ClusterVision have been informed and David is working on a reliable way of triggering these errors so that we can test machines before they go back into production.
After updating to the latest gLite release (r11) on the old scotgrid site, the site started to fail JS with the much maligned message "Unspecified job manager error".

It turned out to be the classic WN cannot ssh back to CE to transfer job output.
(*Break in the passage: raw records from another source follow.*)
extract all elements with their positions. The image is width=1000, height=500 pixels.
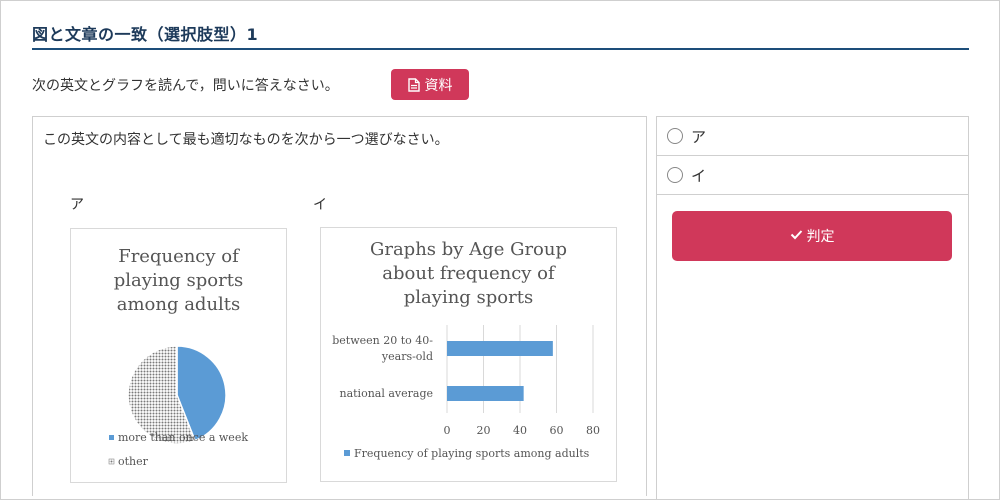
choice-a-label: ア [691,127,707,146]
option-label-i: イ [313,197,327,213]
choice-i-label: イ [691,166,707,185]
pie-legend-swatch [109,435,114,440]
bar-category-label: national average [339,387,433,400]
bar [447,386,524,401]
bar [447,341,553,356]
document-icon [407,77,420,92]
judge-button[interactable]: 判定 [672,211,952,261]
radio-a[interactable] [667,128,683,144]
bar-x-tick-label: 40 [513,424,527,437]
bar-category-label: years-old [381,350,433,363]
bar-chart: Graphs by Age Group about frequency of p… [320,227,617,482]
bar-legend-swatch [344,450,350,456]
bar-x-tick-label: 20 [477,424,491,437]
bar-legend-label: Frequency of playing sports among adults [354,447,590,460]
radio-i[interactable] [667,167,683,183]
check-icon [790,228,803,244]
bar-x-tick-label: 0 [444,424,451,437]
option-label-a: ア [70,197,84,213]
pie-legend-label: more than once a week [118,431,248,444]
question-text: この英文の内容として最も適切なものを次から一つ選びなさい。 [43,132,449,148]
question-panel: この英文の内容として最も適切なものを次から一つ選びなさい。 ア イ Freque… [32,116,647,496]
choice-i[interactable]: イ [657,156,968,195]
document-button[interactable]: 資料 [391,69,469,100]
document-button-label: 資料 [424,77,453,94]
answer-panel: ア イ 判定 [656,116,969,500]
pie-chart-plot: more than once a week other [108,345,248,468]
instruction-text: 次の英文とグラフを読んで，問いに答えなさい。 [32,78,339,94]
page-frame: 図と文章の一致（選択肢型）1 次の英文とグラフを読んで，問いに答えなさい。 資料… [0,0,1000,500]
pie-legend-label: other [118,455,149,468]
pie-legend-swatch [108,458,115,465]
bar-x-tick-label: 80 [586,424,600,437]
bar-chart-plot: 0 20 40 60 80 between 20 to 40- years-old natio… [332,325,600,460]
pie-chart: Frequency of playing sports among adults… [70,228,287,483]
page-title: 図と文章の一致（選択肢型）1 [32,25,259,44]
choice-a[interactable]: ア [657,117,968,156]
bar-x-tick-label: 60 [550,424,564,437]
title-divider [32,48,969,50]
judge-button-label: 判定 [806,229,835,245]
bar-category-label: between 20 to 40- [332,334,433,347]
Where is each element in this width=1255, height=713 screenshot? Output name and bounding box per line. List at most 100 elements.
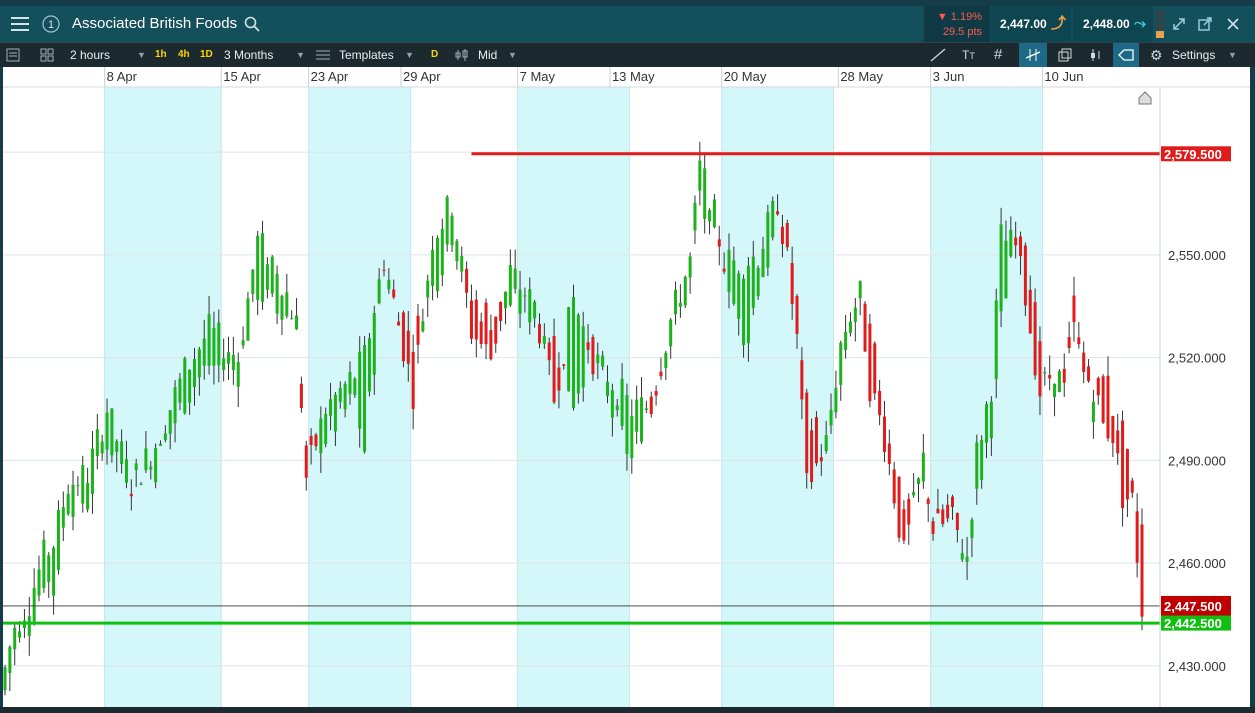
range-caret-icon[interactable]: ▼ (296, 43, 305, 67)
copy-icon[interactable] (1058, 43, 1072, 67)
candle-down (951, 496, 954, 507)
candle-up (353, 378, 357, 395)
price-chart[interactable]: 8 Apr 15 Apr 23 Apr 29 Apr 7 May 13 May 20 May… (3, 67, 1250, 707)
candle-up (674, 289, 678, 315)
tag-icon[interactable] (1113, 43, 1139, 67)
candle-up (445, 196, 449, 245)
candle-up (542, 336, 546, 344)
candle-up (756, 267, 760, 297)
candle-up (610, 390, 614, 418)
y-tick-label: 2,490.000 (1168, 453, 1226, 468)
sell-price-button[interactable]: 2,447.00 ⤴ (991, 6, 1071, 42)
preset-1h[interactable]: 1h (155, 43, 167, 67)
gear-icon[interactable]: ⚙ (1150, 43, 1163, 67)
preset-4h[interactable]: 4h (178, 43, 190, 67)
candle-up (251, 269, 255, 294)
candle-down (795, 296, 799, 334)
candle-down (780, 226, 784, 245)
chart-area[interactable]: 8 Apr 15 Apr 23 Apr 29 Apr 7 May 13 May 20 May… (3, 67, 1250, 707)
templates-menu[interactable]: Templates (339, 43, 394, 67)
candle-up (105, 412, 109, 450)
candle-up (848, 321, 852, 333)
candle-up (426, 280, 430, 298)
close-icon[interactable] (1222, 6, 1244, 42)
candle-up (664, 352, 668, 369)
candle-up (178, 378, 182, 403)
expand-icon[interactable] (1168, 6, 1190, 42)
draw-line-icon[interactable] (930, 43, 952, 67)
candle-up (246, 298, 250, 341)
candle-up (727, 249, 731, 292)
candle-up (513, 268, 517, 289)
candle-up (1009, 229, 1013, 257)
candle-up (640, 397, 644, 442)
menu-icon[interactable] (3, 6, 37, 42)
candle-up (460, 255, 464, 272)
candle-up (61, 507, 65, 528)
candle-up (358, 351, 362, 429)
candle-up (732, 260, 736, 304)
candle-down (1087, 366, 1091, 382)
candle-up (100, 441, 104, 454)
preset-1d[interactable]: 1D (200, 43, 213, 67)
candle-down (1111, 415, 1115, 444)
candle-down (314, 434, 318, 447)
candle-up (3, 667, 7, 691)
x-tick-label: 29 Apr (403, 69, 441, 84)
candle-up (693, 202, 697, 231)
grid-icon[interactable]: # (994, 43, 1002, 67)
interval-select[interactable]: 2 hours (70, 43, 110, 67)
candle-down (654, 391, 658, 396)
candle-down (586, 342, 590, 350)
d-toggle[interactable]: D (431, 43, 438, 67)
candle-up (999, 224, 1003, 312)
candle-up (921, 452, 925, 482)
candle-down (926, 499, 930, 505)
candle-down (1048, 375, 1052, 379)
list-icon[interactable] (6, 43, 28, 67)
layout-icon[interactable] (40, 43, 62, 67)
candle-up (834, 387, 838, 413)
popout-icon[interactable] (1194, 6, 1216, 42)
buy-price-button[interactable]: 2,448.00 ⤳ (1073, 6, 1153, 42)
search-icon[interactable] (240, 6, 264, 42)
candle-down (1135, 511, 1139, 563)
candle-up (742, 278, 746, 345)
candle-up (222, 358, 226, 370)
candle-down (1077, 337, 1081, 345)
price-change-box: ▼ 1.19% 29.5 pts (924, 6, 990, 42)
price-type-select[interactable]: Mid (478, 43, 497, 67)
candle-up (372, 313, 376, 375)
templates-caret-icon[interactable]: ▼ (405, 43, 414, 67)
candle-up (503, 291, 507, 309)
candle-up (567, 307, 571, 392)
candle-up (8, 646, 12, 673)
candle-up (576, 314, 580, 394)
crosshair-toggle-icon[interactable] (1019, 43, 1047, 67)
settings-caret-icon[interactable]: ▼ (1228, 43, 1237, 67)
candle-up (1091, 401, 1095, 423)
candle-up (52, 547, 56, 596)
text-tool-icon[interactable]: TT (962, 43, 975, 67)
candle-up (615, 405, 619, 411)
candle-type-icon[interactable] (1089, 43, 1103, 67)
candle-down (814, 417, 818, 464)
week-band (104, 67, 222, 707)
candle-up (751, 256, 755, 308)
candle-up (440, 228, 444, 276)
candle-down (1121, 420, 1125, 509)
chart-toolbar: 2 hours ▼ 1h 4h 1D 3 Months ▼ Templates … (0, 42, 1255, 67)
candle-up (261, 233, 265, 302)
y-tick-label: 2,430.000 (1168, 659, 1226, 674)
settings-menu[interactable]: Settings (1172, 43, 1215, 67)
candle-up (387, 279, 391, 290)
price-type-caret-icon[interactable]: ▼ (508, 43, 517, 67)
candle-down (907, 498, 911, 525)
interval-caret-icon[interactable]: ▼ (137, 43, 146, 67)
y-tick-label: 2,520.000 (1168, 351, 1226, 366)
link-group-badge[interactable]: 1 (40, 6, 62, 42)
range-select[interactable]: 3 Months (224, 43, 273, 67)
candle-up (683, 276, 687, 306)
candle-up (766, 212, 770, 268)
candle-down (392, 289, 396, 298)
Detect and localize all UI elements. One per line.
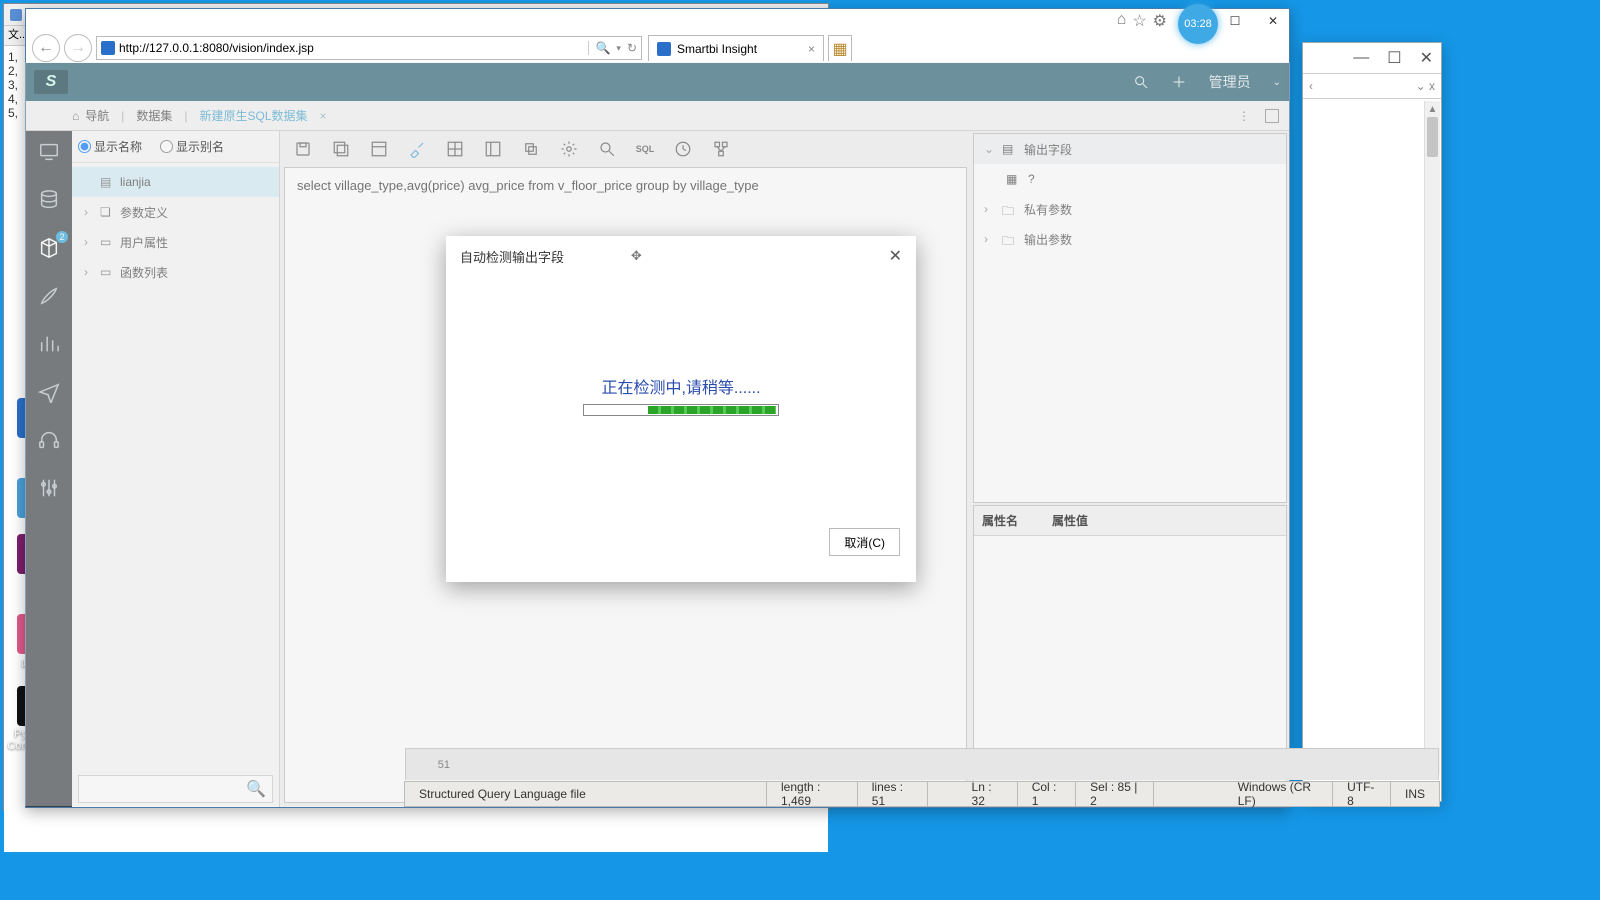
- status-eol: Windows (CR LF): [1224, 782, 1333, 806]
- status-length: length : 1,469: [767, 782, 858, 806]
- status-mode: INS: [1391, 782, 1439, 806]
- chevron-down-icon[interactable]: ⌄: [1416, 79, 1426, 93]
- win2-scrollbar[interactable]: ▲ ▼: [1424, 101, 1440, 775]
- line-number: 51: [418, 759, 450, 771]
- move-icon[interactable]: ✥: [631, 248, 642, 264]
- maximize-button[interactable]: ☐: [1221, 11, 1249, 31]
- desktop: 大... 文... 1, 2, 3, 4, 5, Int...Ex... AC.…: [0, 0, 1600, 900]
- refresh-icon[interactable]: ↻: [627, 41, 637, 55]
- npp-gutter: 51: [405, 748, 1439, 780]
- win2-close-icon[interactable]: ✕: [1420, 48, 1433, 68]
- tab-close-icon[interactable]: ×: [808, 42, 815, 56]
- notepad-icon: [10, 9, 22, 21]
- status-sel: Sel : 85 | 2: [1076, 782, 1154, 806]
- status-filetype: Structured Query Language file: [405, 782, 767, 806]
- ie-favicon-icon: [101, 41, 115, 55]
- home-icon[interactable]: ⌂: [1117, 11, 1127, 31]
- ie-titlebar: ⌂ ☆ ⚙ — ☐ ✕: [26, 9, 1289, 33]
- tab-title: Smartbi Insight: [677, 42, 757, 56]
- modal-titlebar[interactable]: 自动检测输出字段 ✥ ✕: [446, 236, 916, 276]
- modal-body: 正在检测中,请稍等......: [446, 276, 916, 514]
- ie-address-row: ← → 🔍▾ ↻ Smartbi Insight × ▦: [26, 33, 1289, 63]
- win2-min-icon[interactable]: —: [1353, 49, 1369, 67]
- status-ln: Ln : 32: [958, 782, 1018, 806]
- list-close-icon[interactable]: x: [1429, 79, 1435, 93]
- modal-footer: 取消(C): [446, 514, 916, 570]
- status-col: Col : 1: [1018, 782, 1076, 806]
- detect-fields-modal: 自动检测输出字段 ✥ ✕ 正在检测中,请稍等...... 取消(C): [446, 236, 916, 582]
- favorites-icon[interactable]: ☆: [1132, 11, 1146, 31]
- secondary-window: — ☐ ✕ ‹ ⌄ x ▲ ▼: [1302, 42, 1442, 802]
- new-tab-button[interactable]: ▦: [828, 35, 852, 61]
- url-input[interactable]: [119, 41, 588, 55]
- modal-message: 正在检测中,请稍等......: [601, 374, 760, 398]
- scroll-up-icon[interactable]: ▲: [1425, 101, 1440, 117]
- url-bar[interactable]: 🔍▾ ↻: [96, 36, 642, 60]
- settings-gear-icon[interactable]: ⚙: [1153, 11, 1167, 31]
- status-lines: lines : 51: [858, 782, 928, 806]
- win2-max-icon[interactable]: ☐: [1387, 48, 1401, 68]
- npp-statusbar: 51 Structured Query Language file length…: [404, 781, 1440, 807]
- modal-close-icon[interactable]: ✕: [889, 246, 902, 266]
- chevron-left-icon[interactable]: ‹: [1309, 79, 1313, 93]
- status-enc: UTF-8: [1333, 782, 1391, 806]
- win2-titlebar: — ☐ ✕: [1303, 43, 1441, 73]
- back-button[interactable]: ←: [32, 34, 60, 62]
- search-icon[interactable]: 🔍: [595, 41, 610, 55]
- tab-favicon-icon: [657, 42, 671, 56]
- close-button[interactable]: ✕: [1259, 11, 1287, 31]
- scroll-thumb[interactable]: [1427, 117, 1438, 157]
- win2-toolbar: ‹ ⌄ x: [1303, 73, 1441, 99]
- time-bubble[interactable]: 03:28: [1178, 4, 1218, 44]
- progress-bar: [583, 404, 779, 416]
- modal-title: 自动检测输出字段: [460, 247, 564, 266]
- browser-tab[interactable]: Smartbi Insight ×: [648, 35, 824, 61]
- cancel-button[interactable]: 取消(C): [829, 528, 900, 556]
- forward-button[interactable]: →: [64, 34, 92, 62]
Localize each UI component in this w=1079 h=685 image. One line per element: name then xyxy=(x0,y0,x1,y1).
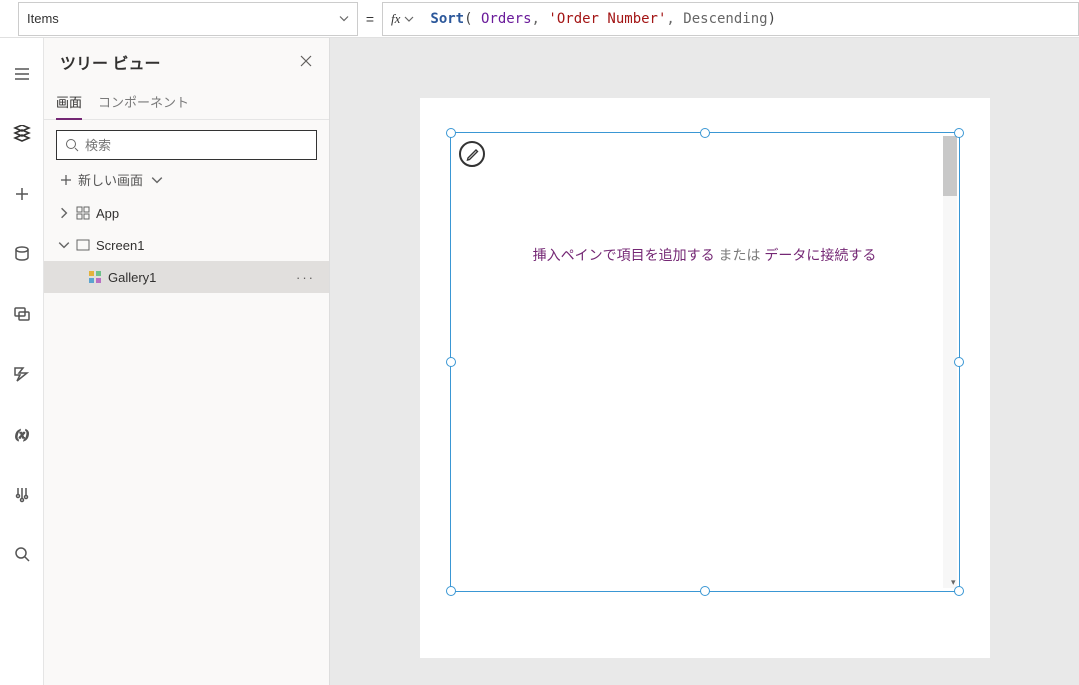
search-field[interactable] xyxy=(85,138,308,153)
variables-icon[interactable]: (x) xyxy=(0,414,44,454)
screen-artboard[interactable]: ▾ 挿入ペインで項目を追加する または データに接続する xyxy=(420,98,990,658)
new-screen-label: 新しい画面 xyxy=(78,170,143,189)
resize-handle-bottom[interactable] xyxy=(700,586,710,596)
scrollbar-thumb[interactable] xyxy=(943,136,957,196)
insert-icon[interactable] xyxy=(0,174,44,214)
app-icon xyxy=(76,206,90,220)
hamburger-icon[interactable] xyxy=(0,54,44,94)
chevron-down-icon xyxy=(404,14,414,24)
gallery-selection[interactable]: ▾ 挿入ペインで項目を追加する または データに接続する xyxy=(450,132,960,592)
tree-view-icon[interactable] xyxy=(0,114,44,154)
tree-item-label: Gallery1 xyxy=(108,270,156,285)
svg-text:(x): (x) xyxy=(15,427,28,441)
canvas[interactable]: ▾ 挿入ペインで項目を追加する または データに接続する xyxy=(330,38,1079,685)
new-screen-button[interactable]: 新しい画面 xyxy=(44,166,329,197)
tree-item-screen1[interactable]: Screen1 xyxy=(44,229,329,261)
nav-rail: (x) xyxy=(0,38,44,685)
resize-handle-top-right[interactable] xyxy=(954,128,964,138)
search-icon xyxy=(65,138,79,152)
chevron-down-icon xyxy=(339,11,349,26)
fx-label: fx xyxy=(391,11,400,27)
resize-handle-bottom-left[interactable] xyxy=(446,586,456,596)
chevron-down-icon xyxy=(58,238,70,252)
tree-item-gallery1[interactable]: Gallery1 ··· xyxy=(44,261,329,293)
plus-icon xyxy=(60,174,72,186)
tab-components[interactable]: コンポーネント xyxy=(98,86,189,119)
more-icon[interactable]: ··· xyxy=(296,270,315,285)
add-from-insert-link[interactable]: 挿入ペインで項目を追加する xyxy=(533,247,715,263)
formula-bar: Items = fx Sort( Orders, 'Order Number',… xyxy=(0,0,1079,38)
tree-item-app[interactable]: App xyxy=(44,197,329,229)
placeholder-middle: または xyxy=(715,247,765,263)
data-icon[interactable] xyxy=(0,234,44,274)
close-icon[interactable] xyxy=(299,54,313,71)
connect-data-link[interactable]: データに接続する xyxy=(764,247,876,263)
equals-label: = xyxy=(358,11,382,27)
media-icon[interactable] xyxy=(0,294,44,334)
tree-view-panel: ツリー ビュー 画面 コンポーネント 新しい画面 xyxy=(44,38,330,685)
property-name: Items xyxy=(27,11,59,26)
gallery-placeholder: 挿入ペインで項目を追加する または データに接続する xyxy=(451,245,959,265)
resize-handle-top[interactable] xyxy=(700,128,710,138)
formula-input[interactable]: Sort( Orders, 'Order Number', Descending… xyxy=(422,2,1079,36)
tree-item-label: App xyxy=(96,206,119,221)
fx-dropdown[interactable]: fx xyxy=(382,2,422,36)
search-input[interactable] xyxy=(56,130,317,160)
edit-gallery-button[interactable] xyxy=(459,141,485,167)
tree-title: ツリー ビュー xyxy=(60,50,160,74)
resize-handle-right[interactable] xyxy=(954,357,964,367)
property-select[interactable]: Items xyxy=(18,2,358,36)
resize-handle-top-left[interactable] xyxy=(446,128,456,138)
gallery-icon xyxy=(88,270,102,284)
tab-screens[interactable]: 画面 xyxy=(56,86,82,119)
chevron-right-icon xyxy=(58,206,70,220)
resize-handle-left[interactable] xyxy=(446,357,456,367)
screen-icon xyxy=(76,238,90,252)
power-automate-icon[interactable] xyxy=(0,354,44,394)
tools-icon[interactable] xyxy=(0,474,44,514)
search-icon[interactable] xyxy=(0,534,44,574)
chevron-down-icon xyxy=(151,174,163,186)
pencil-icon xyxy=(465,147,479,161)
tree-item-label: Screen1 xyxy=(96,238,144,253)
resize-handle-bottom-right[interactable] xyxy=(954,586,964,596)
After a bit of poking around and playing I decided that for a site which has just 48 hours of run time left before it gets shut down it was just not worth the hassle of trying to debug this - so I have closed the queues and put the site into downtime, where it can languish until it is withdrawn on Friday.

Farewell, scotgrid-gla!
Happy New Year ScotGrid!

Despite running unattended over the Christmas holidays, ScotGrid sites were by-and-large available.

From 2006-12-20 to 2007-01-03 SAM status for each site was:

ScotGRID-Edinburgh: SAM test pass rate 241/338 = 71.3%
(Failures: JS 3, RM 94)
scotgrid-gla: SAM test pass rate 324/338 = 95.8%
(Failures: JS 4, RM 10)
UKI-SCOTGRID-DURHAM: SAM test pass rate 318/338 = 94.1%
(Failures: JS 6, RM 14)
UKI-SCOTGRID-GLA: SAM test pass rate 328/338 = 97.0%
(Failures: JS 1; RM 9)


Looking at the JS and RM failures for everyone except Edinburgh these seem to be at the level of grid flakiness caused by higher level services failing or timing out (e.g., RM test times out, BDII fails to respond, etc.). So our only significant problem was issues with Edinburgh's dCache, which did seem to be unreliable.

Any comments Greig? Did you have to intervene?